Staffordshire County Council is facing a hefty fine after admitting liability when dangerous asbestos fibres were released into a primary school.
Glenthorne Primary School in Cheslyn Hay was closed for four months as a result in 2009, costing taxpayers £246,000. Lawyers for the local authority yesterday entered a guilty plea to a health and safety charge brought over the asbestos alert. They admitted failing to ensure persons not in its employment were not exposed to risks.
Sub-contractor Mr Ian Turner was listed as one of the people put at risk.
Rugeley building firm G Evans (Services) Ltd admitted a similar charge and another of failing to ensure the safety of employee Mr Lawrence Hollins.
No details of the offences were given by Mr Timothy Green, prosecuting for the Health and Safety Executive at Stafford Crown Court.
Judge Mark Eades adjourned the case for the council and the company to be sentenced on a date to be fixed. Staffordshire County Council spokeswoman Gemma Styles said: “The council can confirm that we did enter a guilty plea at Stafford Crown Court.

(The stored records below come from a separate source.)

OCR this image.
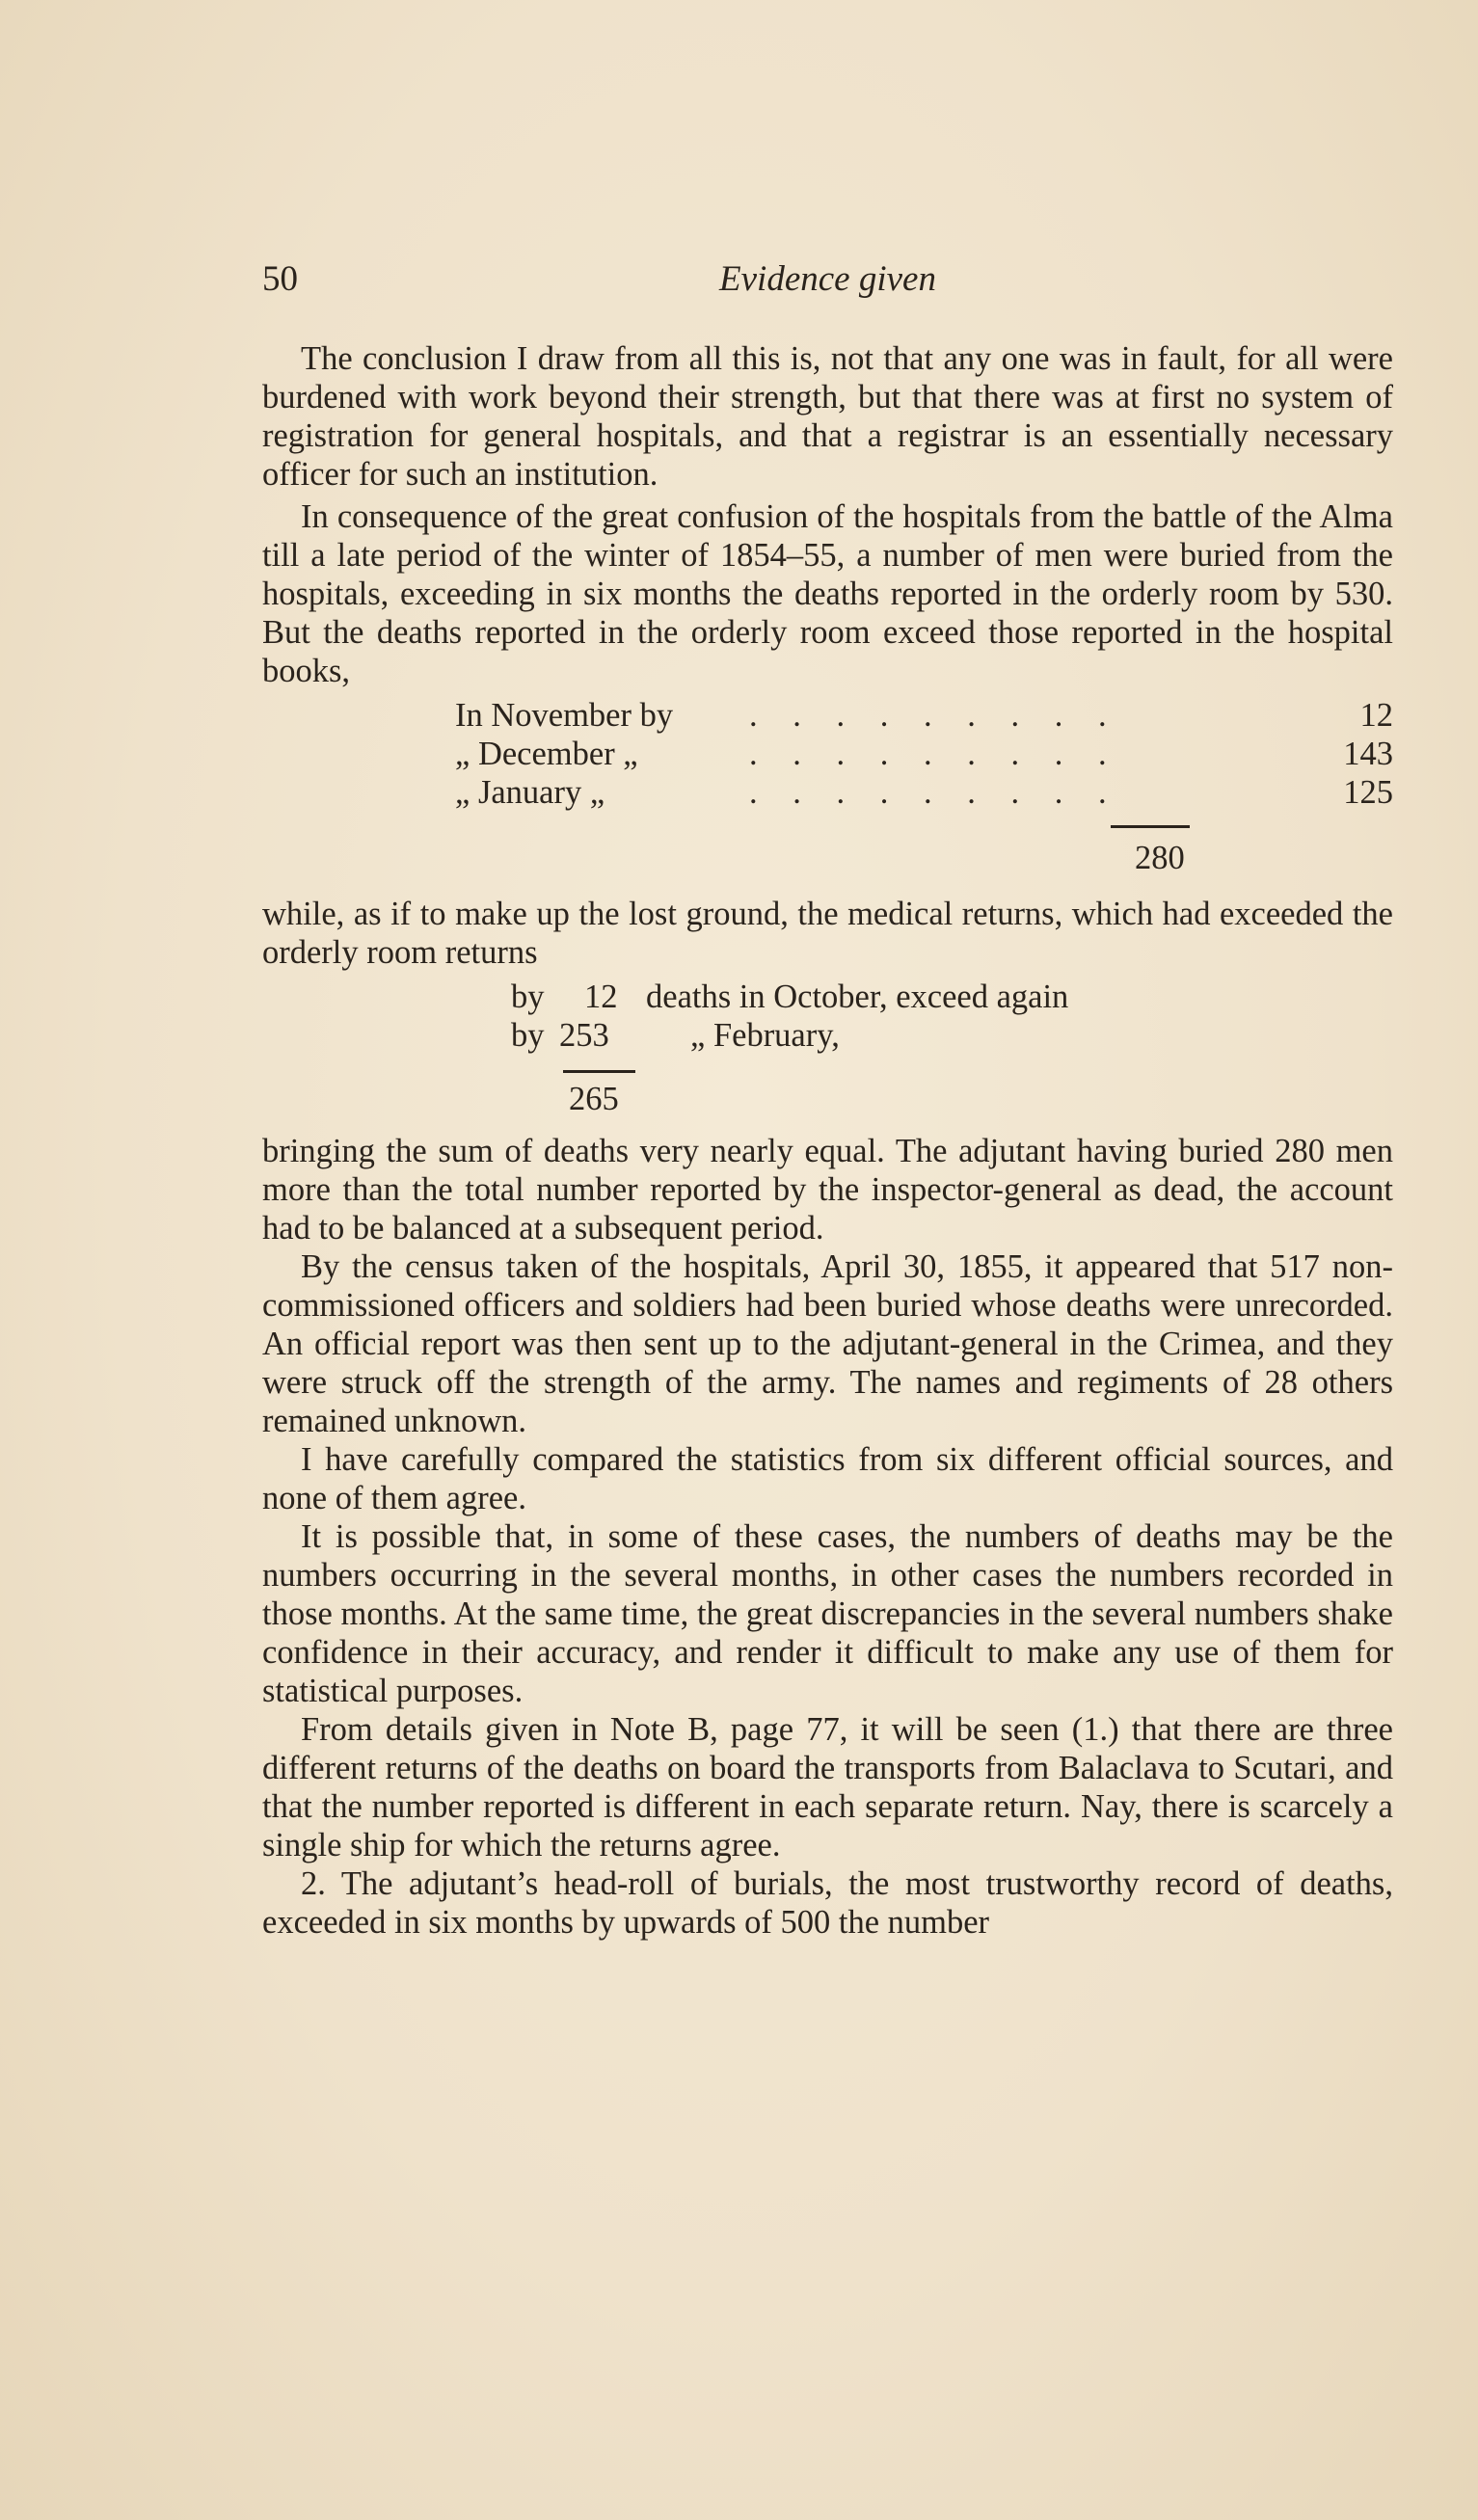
50	Evidence given

The conclusion I draw from all this is, not that any one was in fault, for all were burdened with work beyond their strength, but that there was at first no system of registration for general hospitals, and that a registrar is an essentially necessary officer for such an institution.

In consequence of the great confusion of the hospitals from the battle of the Alma till a late period of the winter of 1854–55, a number of men were buried from the hospitals, exceeding in six months the deaths reported in the orderly room by 530. But the deaths reported in the orderly room exceed those reported in the hospital books,

In November by . . . . . . . . .	12
„ December „	. . . . . . . . .	143
„ January „	. . . . . . . . .	125
280

while, as if to make up the lost ground, the medical returns, which had exceeded the orderly room returns

by 12 deaths in October, exceed again
by 253 „ February,
265

bringing the sum of deaths very nearly equal. The adjutant having buried 280 men more than the total number reported by the inspector-general as dead, the account had to be balanced at a subsequent period.

By the census taken of the hospitals, April 30, 1855, it appeared that 517 non-commissioned officers and soldiers had been buried whose deaths were unrecorded. An official report was then sent up to the adjutant-general in the Crimea, and they were struck off the strength of the army. The names and regiments of 28 others remained unknown.

I have carefully compared the statistics from six different official sources, and none of them agree.

It is possible that, in some of these cases, the numbers of deaths may be the numbers occurring in the several months, in other cases the numbers recorded in those months. At the same time, the great discrepancies in the several numbers shake confidence in their accuracy, and render it difficult to make any use of them for statistical purposes.

From details given in Note B, page 77, it will be seen (1.) that there are three different returns of the deaths on board the transports from Balaclava to Scutari, and that the number reported is different in each separate return. Nay, there is scarcely a single ship for which the returns agree.

2. The adjutant’s head-roll of burials, the most trustworthy record of deaths, exceeded in six months by upwards of 500 the number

“The guilty plea reflects an oversight in an otherwise effective management system. The council can make no further comment.”
Jonathan Gough, managing director of G Evans, said today he could not comment due to the ongoing court proceedings but pledged his firm would release a full statement upon sentence.
Staff and 178 pupils were sent home as a result of the health scare on February 13, 2009. The school remained closed until June that year.
Both the county council and Health and Safety Executive launched probes but the Staffordshire authority subsequently became part of the HSE’s investigation.
It is believed asbestos board, used as thermal insulation in construction between the 1950s and 1970s, was disturbed during months of ongoing building works at the school.
Parents were assured at the time that there was only limited risk to the children’s health.